All of this means that the network is even more alluring than it was a few years ago, and will become ever more alluring with the explosive growth in social networks.  We are just at the beginning of learning how to use these new social networks.  First we kept track of friends and family.  Then we moved on to business associates.  Now we’re using them to learn, to train ourselves and train others, to explore, to explain, to help and to ask for help.  They are becoming a new social fabric which will knit us together into an unfamiliar closeness.  This is already creating some interesting frictions for us.  We like being connected, but we also treasure the moments when we disconnect, when we can’t be reached, when our time and our thoughts are our own.  We preach focus to our children, but find our time and attention increasing divided by devices that demand service: email, Web, phone calls, texts, Twitter, Facebook, all of it brand new, and all of it seemingly so important that if we ignore any of them we immediately feel the cost.  I love getting away from it all.  I hate the backlog of email that greets me when I return.  Connecting comes with a cost.  But it’s becoming increasingly impossible to imagine life without it.

II: Eyjafjallajökull

I recently read a most interesting blog postChase Saunders, a software architect and entrepreneur in Maine (not too far from where I was born) had a bit of a brainwave and decided to share it with the rest of the world.  But you may not like it.  Saunders begins with: “For me to get really mad at a company, it takes more than a lousy product or service: it’s the powerlessness I feel when customer service won’t even try to make things right.  This happens to me about once a year.”  Given the number of businesses we all interact with in any given year – both as consumers and as client businesses – this figure is far from unusual.  There will be times when we get poor value for money, or poor service, or a poor response time, or what have you.  The world is a cruel place.  It’s what happens after that cruelty which is important: how does the business deal with an upset customer?  If they fail the upset customer, that’s when problems can really get out of control.

In times past, an upset customer could cancel their account, taking their business elsewhere.  Bad, but recoverable.  These days, however, customers have more capability, precisely because of their connectivity.  And this is where things start to go decidedly pear-shaped.  Saunders gets to the core of his idea:

Let’s say you buy a defective part from ACME Widgets, Inc. and they refuse to refund or replace it.  You’re mad, and you want the world to know about this awful widget.  So you pop over to AdRevenge and you pay them a small amount.

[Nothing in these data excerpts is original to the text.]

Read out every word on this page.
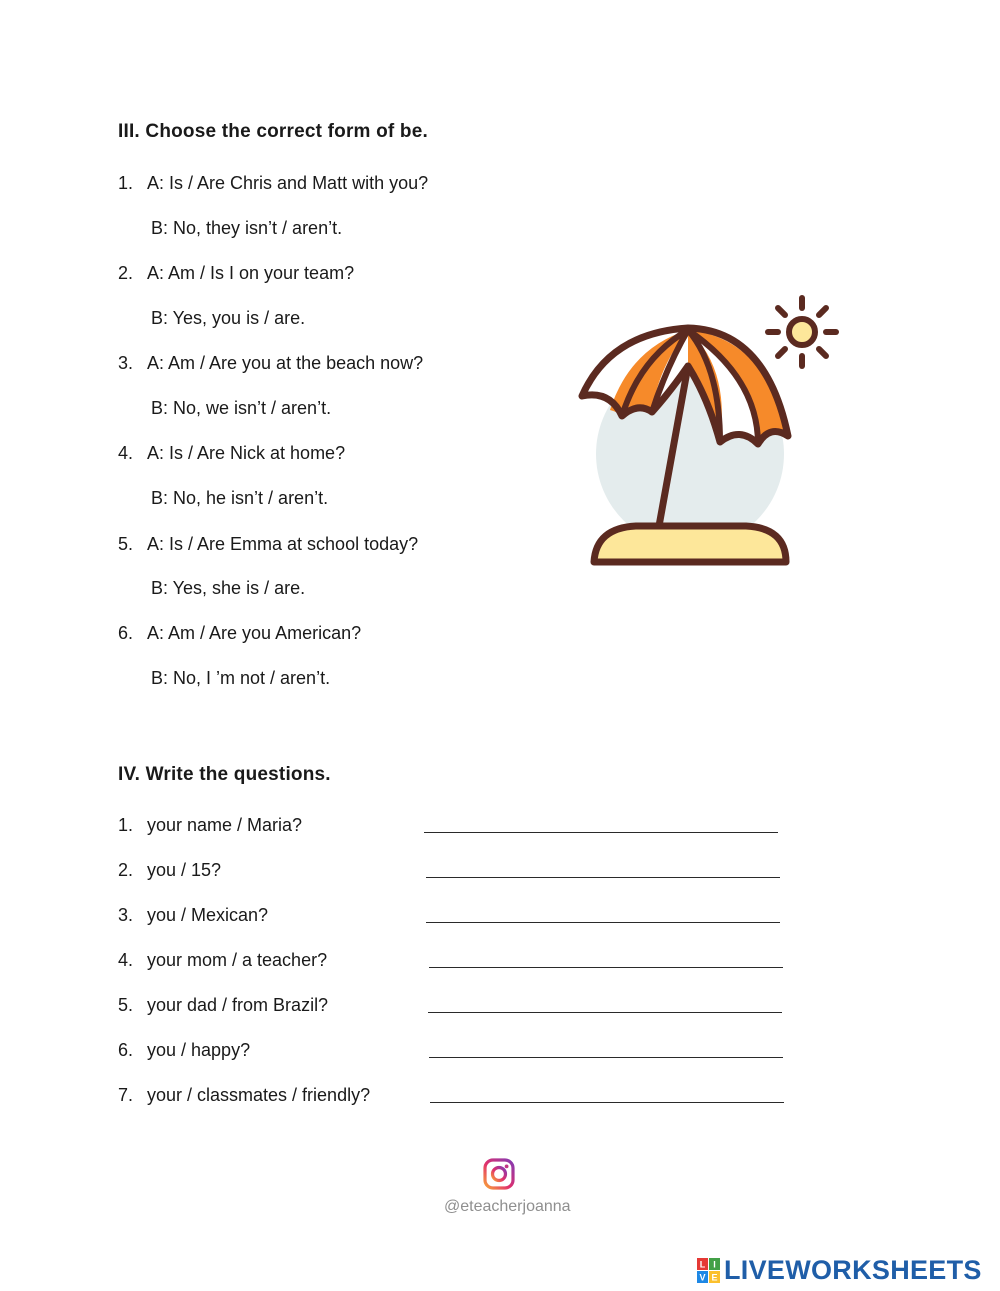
III. Choose the correct form of be.
1. A: Is / Are Chris and Matt with you?
B: No, they isn’t / aren’t.
2. A: Am / Is I on your team?
B: Yes, you is / are.
3. A: Am / Are you at the beach now?
B: No, we isn’t / aren’t.
4. A: Is / Are Nick at home?
B: No, he isn’t / aren’t.
5. A: Is / Are Emma at school today?
B: Yes, she is / are.
6. A: Am / Are you American?
B: No, I ’m not / aren’t.
IV. Write the questions.
1. your name / Maria?
2. you / 15?
3. you / Mexican?
4. your mom / a teacher?
5. your dad / from Brazil?
6. you / happy?
7. your / classmates / friendly?
@eteacherjoanna
L I
V E LIVEWORKSHEETS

Say $3.  If the company is handing out bad widgets, maybe some other people have already done this… we’ll suppose that before you got there, one guy donated $1 and another lady also donated $1.  So now we have 3 people who have paid a total of $5 to warn other potential customers about this sketchy company…the 3 vengeful donations will go to the purchase of negative search engine advertising.  The ads are automatically booked and purchased by the website…

And there it is.  Your customers – your angry customers – have found an effective way to band together and warn every other potential customer just how badly you suck, and will do it every time your name gets typed into a search engine box.  And they’ll do it whether or not their complaints are justified.  In fact, your competitors could even game the system, stuffing it up with lots of false complaints.  It will quickly become complete, ugly chaos.

You’re probably all donning your legal hats, and thinking about words like ‘libel’ and ‘defamation’.  Put all of that out of your mind.  The Internet is extraterritorial, it and effectively ungovernable, despite all of the neat attempts of governments from China to Iran to Australia to stuff it back into some sort of box.  Ban AdRevenge somewhere, it pops up somewhere else – just as long as there’s a demand for it.  Other countries – perhaps Iceland or Sweden, and certainly the United States – don’t have the same libel laws as Australia, yet their bits freely enter the nation over the Internet.  There is no way to stop AdRevenge or something very much like AdRevenge from happening.  No way at all.  Resign yourself to this, and embrace it, because until you do you won’t be able to move on, into a new type of relationship with your customers.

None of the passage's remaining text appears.